Business case studies have it all: they establish your expertise, authority and real-world experience. On a gut level, people just like reading about what other people have done to solve problems. Once you write a case study, your business has an ongoing resource. Here’s how to rewrite one case study and use it five ways.
Start with the Basic Case Study
Creating a comprehensive customer case study is the best place to start. Use real people and company names, if possible. The case study should:
- Demonstrate a problem and its solution
- Include measurable results (improved sales by XX, cut costs by XX, acquired XX new customers, etc.)
- Tell a story, with set-up, challenges, and ultimately a solution
- Position your company as an expert
There’s no set rules on how long this case study should be. But, this first, “basic” version of your case study should have everything in it, and then you can slice and dice from there. Here’s an example of a business case study for a technology client.

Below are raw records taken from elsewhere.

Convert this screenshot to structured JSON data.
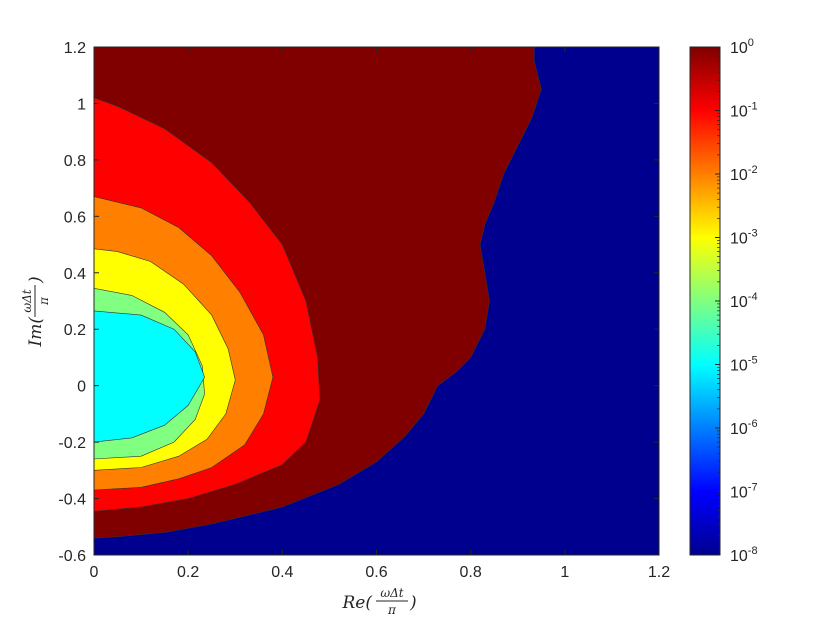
{
  "chart_data": {
    "type": "contourf",
    "xlim": [
      0,
      1.2
    ],
    "ylim": [
      -0.6,
      1.2
    ],
    "xticks": [
      "0",
      "0.2",
      "0.4",
      "0.6",
      "0.8",
      "1",
      "1.2"
    ],
    "yticks": [
      "1.2",
      "1",
      "0.8",
      "0.6",
      "0.4",
      "0.2",
      "0",
      "-0.2",
      "-0.4",
      "-0.6"
    ],
    "xlabel": {
      "prefix": "Re(",
      "num": "ωΔt",
      "den": "π",
      "suffix": ")"
    },
    "ylabel": {
      "prefix": "Im(",
      "num": "ωΔt",
      "den": "π",
      "suffix": ")"
    },
    "colorbar": {
      "scale": "log",
      "range_exponents": [
        -8,
        0
      ],
      "tick_base": "10",
      "tick_exponents": [
        "0",
        "-1",
        "-2",
        "-3",
        "-4",
        "-5",
        "-6",
        "-7",
        "-8"
      ],
      "colormap": "jet"
    },
    "regions": [
      {
        "fill": "#800000",
        "level": "10^-1 to 10^0",
        "boundary": [
          [
            0,
            -0.54
          ],
          [
            0.05,
            -0.535
          ],
          [
            0.15,
            -0.52
          ],
          [
            0.25,
            -0.49
          ],
          [
            0.4,
            -0.43
          ],
          [
            0.52,
            -0.35
          ],
          [
            0.6,
            -0.27
          ],
          [
            0.66,
            -0.18
          ],
          [
            0.7,
            -0.1
          ],
          [
            0.73,
            0.0
          ],
          [
            0.77,
            0.05
          ],
          [
            0.8,
            0.1
          ],
          [
            0.83,
            0.2
          ],
          [
            0.84,
            0.3
          ],
          [
            0.83,
            0.4
          ],
          [
            0.82,
            0.5
          ],
          [
            0.83,
            0.57
          ],
          [
            0.85,
            0.65
          ],
          [
            0.87,
            0.75
          ],
          [
            0.9,
            0.85
          ],
          [
            0.93,
            0.95
          ],
          [
            0.95,
            1.05
          ],
          [
            0.935,
            1.15
          ],
          [
            0.935,
            1.2
          ]
        ]
      },
      {
        "fill": "#ff0000",
        "level": "10^-2 to 10^-1",
        "boundary": [
          [
            0,
            -0.445
          ],
          [
            0.1,
            -0.43
          ],
          [
            0.2,
            -0.4
          ],
          [
            0.3,
            -0.35
          ],
          [
            0.4,
            -0.28
          ],
          [
            0.45,
            -0.2
          ],
          [
            0.48,
            -0.05
          ],
          [
            0.475,
            0.1
          ],
          [
            0.45,
            0.3
          ],
          [
            0.4,
            0.5
          ],
          [
            0.33,
            0.65
          ],
          [
            0.25,
            0.79
          ],
          [
            0.15,
            0.91
          ],
          [
            0.05,
            0.99
          ],
          [
            0,
            1.02
          ]
        ]
      },
      {
        "fill": "#ff8000",
        "level": "10^-3 to 10^-2",
        "boundary": [
          [
            0,
            -0.37
          ],
          [
            0.1,
            -0.36
          ],
          [
            0.18,
            -0.33
          ],
          [
            0.25,
            -0.29
          ],
          [
            0.32,
            -0.21
          ],
          [
            0.36,
            -0.1
          ],
          [
            0.38,
            0.03
          ],
          [
            0.36,
            0.18
          ],
          [
            0.31,
            0.33
          ],
          [
            0.25,
            0.46
          ],
          [
            0.18,
            0.56
          ],
          [
            0.1,
            0.63
          ],
          [
            0,
            0.67
          ]
        ]
      },
      {
        "fill": "#ffff00",
        "level": "10^-4 to 10^-3",
        "boundary": [
          [
            0,
            -0.3
          ],
          [
            0.1,
            -0.29
          ],
          [
            0.18,
            -0.25
          ],
          [
            0.24,
            -0.19
          ],
          [
            0.28,
            -0.1
          ],
          [
            0.3,
            0.02
          ],
          [
            0.285,
            0.13
          ],
          [
            0.25,
            0.25
          ],
          [
            0.19,
            0.36
          ],
          [
            0.12,
            0.44
          ],
          [
            0.05,
            0.475
          ],
          [
            0,
            0.485
          ]
        ]
      },
      {
        "fill": "#80ff80",
        "level": "10^-5 to 10^-4",
        "boundary": [
          [
            0,
            -0.26
          ],
          [
            0.1,
            -0.25
          ],
          [
            0.17,
            -0.2
          ],
          [
            0.215,
            -0.12
          ],
          [
            0.235,
            -0.03
          ],
          [
            0.23,
            0.07
          ],
          [
            0.2,
            0.18
          ],
          [
            0.15,
            0.26
          ],
          [
            0.08,
            0.32
          ],
          [
            0,
            0.345
          ]
        ]
      },
      {
        "fill": "#00ffff",
        "level": "10^-6 to 10^-5",
        "boundary": [
          [
            0,
            -0.2
          ],
          [
            0.08,
            -0.185
          ],
          [
            0.15,
            -0.14
          ],
          [
            0.2,
            -0.07
          ],
          [
            0.235,
            0.03
          ],
          [
            0.215,
            0.12
          ],
          [
            0.17,
            0.2
          ],
          [
            0.1,
            0.25
          ],
          [
            0,
            0.265
          ]
        ]
      }
    ]
  }
}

Obviously, you can use this case study on your website, inclusions in new business packets, etc. But, with a little editing, there’s many more ways you can use it.
Use #1: New Business Presentation
Once your case study is written, it’s easy to edit it down into a Power Point slide or two for new business presentations. Use the headline, a meaningful quote from the customer, and a couple of bullet points that will help you tell the story when you’re presenting.
Use #2: Blog Post and/or eNewsletter
Case studies are ideal to rework into a blog post or eNewsletter article. This format will reach your blog and newsletter subscribers, instead of hoping that they come to your site and see the content there.
Use #3: Trade or Consumer Article
Look through print and online media outlets your target reads, and see if your case study might be a good fit somewhere. Again, you’ll need to edit it to fit the outlet’s needs, but once you have the basic story you can pitch it to a publication and let them write it, or offer to write it yourself. As I’ve mentioned, the value of an article in a trade magazine is around $20K.
Use #4: One-to-one Customer Outreach
Say you meet or read about a potential customer and think, “Ah ha! The work I did with Whatever Company would totally help this person!” Luckily, you’ve got it all written out it a case study. A quick note that says, “Great to meet you! After we talked, I realized I could really help you with XX. Here’s how I helped the Whatever Company do just that.” And link to your case study.
Use #5: Direct Mail
Sometimes the old-fashioned print piece is the perfect way to cut through all the email we get. Here’s an example of a greatly shortened case study that was made into a direct mail postcard.
Have you written case studies for your company? How do you use them?